The institute now has 140 members from 30 nations including lecturers, research associates, postdoctoral researchers, and PhD and MSc students. It also boasts an impressive list of external partners including Avaya, Cisco, Ericsson, Alcatel-Lucent, Celtrak, Openlink, Storm Technologies, and FBK – the European Centre for Theoretical Studies in Nuclear Physics and Related Areas.

Interestingly, while the huge and rapidly increasing amount of data on the internet is creating difficulties it is also generating opportunities. “The more data we have the greater our desire is to exploit it,” says Decker.

This is due to something called the “network effect” which, according to Metcalfe’s Law, is defined as: “The value of a network is proportional to the square of the number of connected members.” In other words, a network with eight members is actually 16 times more valuable than a network with two members.

Decker explains it in terms of fax machines. “One machine is pretty useless if it is not connected to anything and it is not very valuable if it is only connected to one or two others. But if there are lots of fax machines all connected to each other then they become very valuable. The same is true for data. An individual piece of data has a certain value on its own but this value is multiplied if data are connected to each other.”

Part of the way DERI is helping to transform this data into knowledge is by effectively creating a new language to pose the questions. “We are developing the grammar – what we call the resource description framework, and the vocabulary – the ontologies, which will allow us to organise knowledge in a machine-comprehensible way and give an exploitable meaning to the data. This is not natural language processing which machines still can’t understand but it’s about halfway there.”
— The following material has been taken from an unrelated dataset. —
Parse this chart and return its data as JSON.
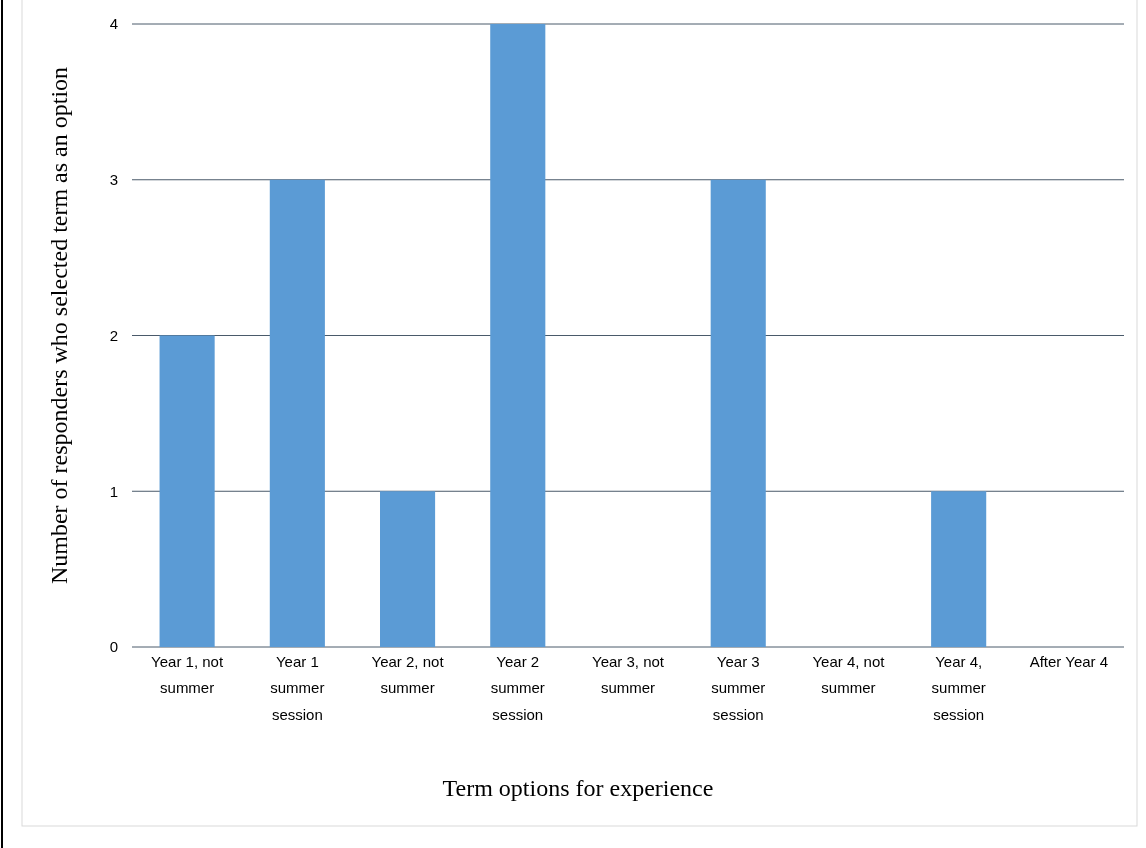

The real social and commercial potential of DERI’s work possibly lies in its ability to bring data together from multiple domains in an understandable way. In the earlier example of Ireland a researcher may be looking for information on how the Irish state supports industry.

A vast number of private and public sector sites would be trawled through by the computer and only relevant information from documents would be displayed – with no need to go all the way to the 10,000,000th page.

The DERI application which performs this task is known as SIOC and is already in use in US government departments. Indeed, it was used by the Obama administration to help keep track of where its trillion dollar economic stimulus package was going and what impacts it was having.

Another area of application is in healthcare and not just in the obvious realm of patient data records. Personalised medicine is an emerging field which will see different groups of patients suffering from the same conditions being prescribed different medicines in accordance with their likely efficacy.

However, figuring out which patients will react best to which treatments will be a matter of genetics among other things.

“Genomics will be hugely relevant to the pharmaceutical industry in the development of personalised medicine and our solutions can help with this,” says Decker.

Another area of application is cyber security and privacy. “An enormous number of potential threats have to be monitored and analysed and you need a very flexible way of looking at linked data to do this properly. We are talking to Georgia Tech about doing some work together on this at the moment.”

DERI’s work may also impinge on the way we live our lives by assisting in the creation of what is known as “liquid democracy”. This is a highly participative form of democracy which allows citizens to make their views known on policy making and have these taken into account on a constant basis.

“It is not a simple yes or no question,” Decker points out. “Our solutions will help governments weigh up the arguments being made by citizens before making trade-offs and informed decisions on policy.”

These are just a few aspects of DERI’s work which may ultimately change the way we access information and help in the creation of the digital economy of the future by offering new and more efficient ways to exploit networked knowledge.